Adding all these items up will give you a target monthly payment.
It is best if you have a good idea what kind of car you want to buy before you go to a dealer. If not, you may be presented with many alternatives on the spot and it’s going to be difficult to choose right there.
Start your research on the web. You’ll want to know if the car you’re thinking of buying has been given high marks for safety, is reliable in terms of repairs, and has good owner satisfaction.
When you have settled on a specific car or range of cars, go online and see if a local dealer has one that you can take for a test drive.
Should you buy a new car?
Buying a new car from an authorized dealer gets you the security of buying a product that is factory-fresh with no misuse. Buying a new car is also exciting; you get the latest technology and that wonderful new car smell. You also get maximum miles of use because you literally start with 0 miles.
Should you buy a used car?
For many people, buying a used car is a better choice than buying a new car. The first owner of the vehicle has absorbed the first chunk of the vehicle’s depreciation so you may be getting more car for the money. Other positives include lower purchase price, lower registration fees, and lower insurance premiums. Negatives to buying a used car: no manufacturers warranty and reduced reliability due to age.
We asked our friends at Len Stoler Chrysler of Westminster, a local Dodge, Chrysler, Jeep, Ram dealer in Westminster, MD for their opinion and they suggested that prospective used car buyers may want to get a copy of the CarFax on the car you are considering.
Buying a used car from a dealer vs. a private individual
First, the FTC Used Car Rule requires car dealers to post a document in every used car that reveals whether the vehicle is being sold as is or with a warranty, the terms and conditions of any warranty, and the vehicle systems covered by the warranty.

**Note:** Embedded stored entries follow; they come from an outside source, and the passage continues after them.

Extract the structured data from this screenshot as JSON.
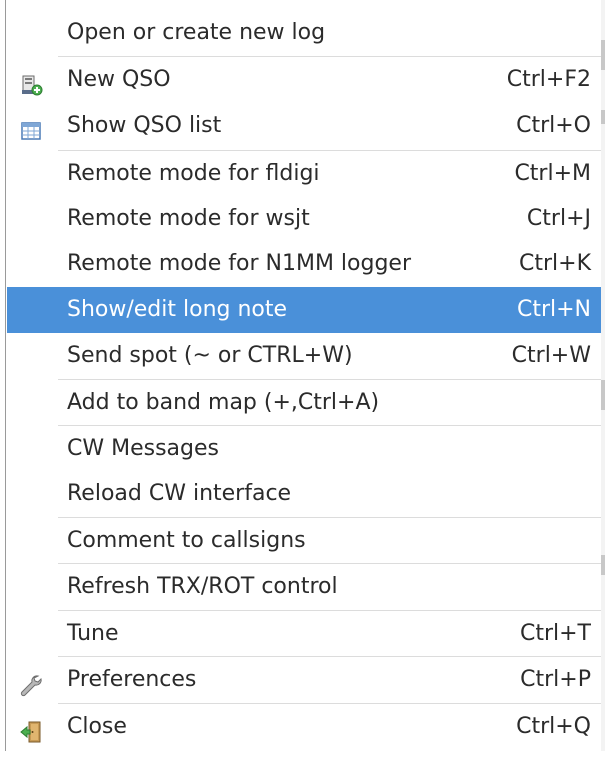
{
  "menu": {
    "items": [
      {
        "label": "Open or create new log",
        "shortcut": "",
        "icon": ""
      },
      {
        "label": "New QSO",
        "shortcut": "Ctrl+F2",
        "icon": "new-qso-icon"
      },
      {
        "label": "Show QSO list",
        "shortcut": "Ctrl+O",
        "icon": "table-icon"
      },
      {
        "label": "Remote mode for fldigi",
        "shortcut": "Ctrl+M",
        "icon": ""
      },
      {
        "label": "Remote mode for wsjt",
        "shortcut": "Ctrl+J",
        "icon": ""
      },
      {
        "label": "Remote mode for N1MM logger",
        "shortcut": "Ctrl+K",
        "icon": ""
      },
      {
        "label": "Show/edit long note",
        "shortcut": "Ctrl+N",
        "icon": "",
        "highlighted": true
      },
      {
        "label": "Send spot (~ or CTRL+W)",
        "shortcut": "Ctrl+W",
        "icon": ""
      },
      {
        "label": "Add to band map (+,Ctrl+A)",
        "shortcut": "",
        "icon": ""
      },
      {
        "label": "CW Messages",
        "shortcut": "",
        "icon": ""
      },
      {
        "label": "Reload CW interface",
        "shortcut": "",
        "icon": ""
      },
      {
        "label": "Comment to callsigns",
        "shortcut": "",
        "icon": ""
      },
      {
        "label": "Refresh TRX/ROT control",
        "shortcut": "",
        "icon": ""
      },
      {
        "label": "Tune",
        "shortcut": "Ctrl+T",
        "icon": ""
      },
      {
        "label": "Preferences",
        "shortcut": "Ctrl+P",
        "icon": "wrench-icon"
      },
      {
        "label": "Close",
        "shortcut": "Ctrl+Q",
        "icon": "exit-door-icon"
      }
    ]
  },
  "colors": {
    "highlight": "#4a90d9",
    "text": "#2b2b2b",
    "separator": "#dcdcdc"
  }
}
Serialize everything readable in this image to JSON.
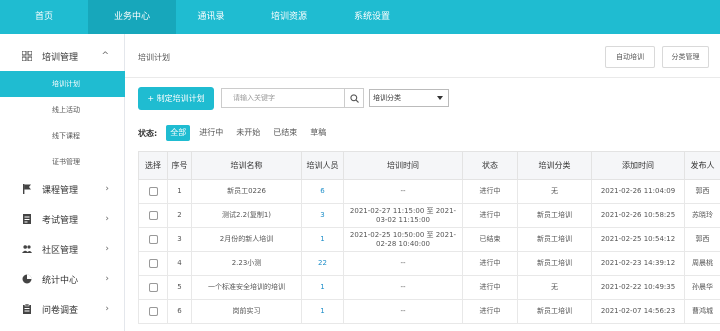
{
  "topnav": [
    "首页",
    "业务中心",
    "通讯录",
    "培训资源",
    "系统设置"
  ],
  "sidebar": {
    "training_group": "培训管理",
    "training_sub": [
      "培训计划",
      "线上活动",
      "线下课程",
      "证书管理"
    ],
    "others": [
      "课程管理",
      "考试管理",
      "社区管理",
      "统计中心",
      "问卷调查"
    ]
  },
  "breadcrumb": "培训计划",
  "toolbar": {
    "auto_label": "自动培训",
    "category_label": "分类管理"
  },
  "add_button": "+ 制定培训计划",
  "search": {
    "placeholder": "请输入关键字"
  },
  "select": {
    "value": "培训分类"
  },
  "status": {
    "label": "状态:",
    "filters": [
      "全部",
      "进行中",
      "未开始",
      "已结束",
      "草稿"
    ]
  },
  "table": {
    "headers": [
      "选择",
      "序号",
      "培训名称",
      "培训人员",
      "培训时间",
      "状态",
      "培训分类",
      "添加时间",
      "发布人"
    ],
    "rows": [
      {
        "no": "1",
        "name": "新员工0226",
        "staff": "6",
        "time": "--",
        "status": "进行中",
        "category": "无",
        "added": "2021-02-26 11:04:09",
        "publisher": "郭西"
      },
      {
        "no": "2",
        "name": "测试2.2(复制1)",
        "staff": "3",
        "time": "2021-02-27 11:15:00 至 2021-03-02 11:15:00",
        "status": "进行中",
        "category": "新员工培训",
        "added": "2021-02-26 10:58:25",
        "publisher": "苏晓玲"
      },
      {
        "no": "3",
        "name": "2月份的新人培训",
        "staff": "1",
        "time": "2021-02-25 10:50:00 至 2021-02-28 10:40:00",
        "status": "已结束",
        "category": "新员工培训",
        "added": "2021-02-25 10:54:12",
        "publisher": "郭西"
      },
      {
        "no": "4",
        "name": "2.23小测",
        "staff": "22",
        "time": "--",
        "status": "进行中",
        "category": "新员工培训",
        "added": "2021-02-23 14:39:12",
        "publisher": "周晨桃"
      },
      {
        "no": "5",
        "name": "一个标准安全培训的培训",
        "staff": "1",
        "time": "--",
        "status": "进行中",
        "category": "无",
        "added": "2021-02-22 10:49:35",
        "publisher": "孙晨华"
      },
      {
        "no": "6",
        "name": "岗前实习",
        "staff": "1",
        "time": "--",
        "status": "进行中",
        "category": "新员工培训",
        "added": "2021-02-07 14:56:23",
        "publisher": "曹鸿城"
      }
    ]
  },
  "colors": {
    "accent": "#1fbcd1",
    "accent_dark": "#17a7bb",
    "link": "#1f8fc9"
  }
}
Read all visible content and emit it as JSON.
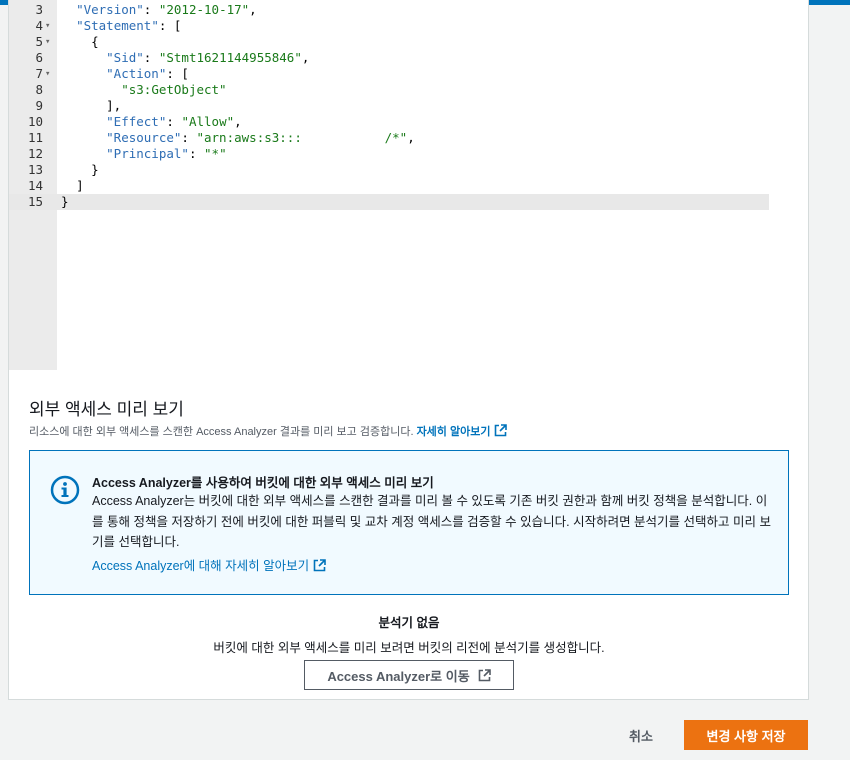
{
  "editor": {
    "lines": [
      {
        "n": "3",
        "fold": "",
        "indent": "  ",
        "parts": [
          [
            "k",
            "\"Version\""
          ],
          [
            "p",
            ": "
          ],
          [
            "s",
            "\"2012-10-17\""
          ],
          [
            "p",
            ","
          ]
        ]
      },
      {
        "n": "4",
        "fold": "▾",
        "indent": "  ",
        "parts": [
          [
            "k",
            "\"Statement\""
          ],
          [
            "p",
            ": ["
          ]
        ]
      },
      {
        "n": "5",
        "fold": "▾",
        "indent": "    ",
        "parts": [
          [
            "p",
            "{"
          ]
        ]
      },
      {
        "n": "6",
        "fold": "",
        "indent": "      ",
        "parts": [
          [
            "k",
            "\"Sid\""
          ],
          [
            "p",
            ": "
          ],
          [
            "s",
            "\"Stmt1621144955846\""
          ],
          [
            "p",
            ","
          ]
        ]
      },
      {
        "n": "7",
        "fold": "▾",
        "indent": "      ",
        "parts": [
          [
            "k",
            "\"Action\""
          ],
          [
            "p",
            ": ["
          ]
        ]
      },
      {
        "n": "8",
        "fold": "",
        "indent": "        ",
        "parts": [
          [
            "s",
            "\"s3:GetObject\""
          ]
        ]
      },
      {
        "n": "9",
        "fold": "",
        "indent": "      ",
        "parts": [
          [
            "p",
            "],"
          ]
        ]
      },
      {
        "n": "10",
        "fold": "",
        "indent": "      ",
        "parts": [
          [
            "k",
            "\"Effect\""
          ],
          [
            "p",
            ": "
          ],
          [
            "s",
            "\"Allow\""
          ],
          [
            "p",
            ","
          ]
        ]
      },
      {
        "n": "11",
        "fold": "",
        "indent": "      ",
        "parts": [
          [
            "k",
            "\"Resource\""
          ],
          [
            "p",
            ": "
          ],
          [
            "s",
            "\"arn:aws:s3:::           /*\""
          ],
          [
            "p",
            ","
          ]
        ]
      },
      {
        "n": "12",
        "fold": "",
        "indent": "      ",
        "parts": [
          [
            "k",
            "\"Principal\""
          ],
          [
            "p",
            ": "
          ],
          [
            "s",
            "\"*\""
          ]
        ]
      },
      {
        "n": "13",
        "fold": "",
        "indent": "    ",
        "parts": [
          [
            "p",
            "}"
          ]
        ]
      },
      {
        "n": "14",
        "fold": "",
        "indent": "  ",
        "parts": [
          [
            "p",
            "]"
          ]
        ]
      },
      {
        "n": "15",
        "fold": "",
        "indent": "",
        "parts": [
          [
            "p",
            "}"
          ]
        ]
      }
    ],
    "active_line": "15"
  },
  "preview": {
    "title": "외부 액세스 미리 보기",
    "description": "리소스에 대한 외부 액세스를 스캔한 Access Analyzer 결과를 미리 보고 검증합니다.",
    "learn_more": "자세히 알아보기"
  },
  "info_box": {
    "icon": "info-icon",
    "title": "Access Analyzer를 사용하여 버킷에 대한 외부 액세스 미리 보기",
    "body": "Access Analyzer는 버킷에 대한 외부 액세스를 스캔한 결과를 미리 볼 수 있도록 기존 버킷 권한과 함께 버킷 정책을 분석합니다. 이를 통해 정책을 저장하기 전에 버킷에 대한 퍼블릭 및 교차 계정 액세스를 검증할 수 있습니다. 시작하려면 분석기를 선택하고 미리 보기를 선택합니다.",
    "link": "Access Analyzer에 대해 자세히 알아보기"
  },
  "empty_state": {
    "title": "분석기 없음",
    "description": "버킷에 대한 외부 액세스를 미리 보려면 버킷의 리전에 분석기를 생성합니다.",
    "button": "Access Analyzer로 이동"
  },
  "footer": {
    "cancel": "취소",
    "save": "변경 사항 저장"
  },
  "colors": {
    "accent": "#0073bb",
    "primary_button": "#ec7211",
    "info_bg": "#f1faff"
  }
}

When you buy a used car from a private individual, the Used Car Rule doesn’t apply. A private sale is generally an “as is” transaction. This means you’ll have to pay for anything that goes wrong after you take possession of the car. This is truly a “buyer beware” situation.
A final thought
If you are buying a used car, you might want to hire a mechanic to inspect the car. Many independent repair shops offer a “used car inspection” for just this purchase and typical charges are $25 to $35.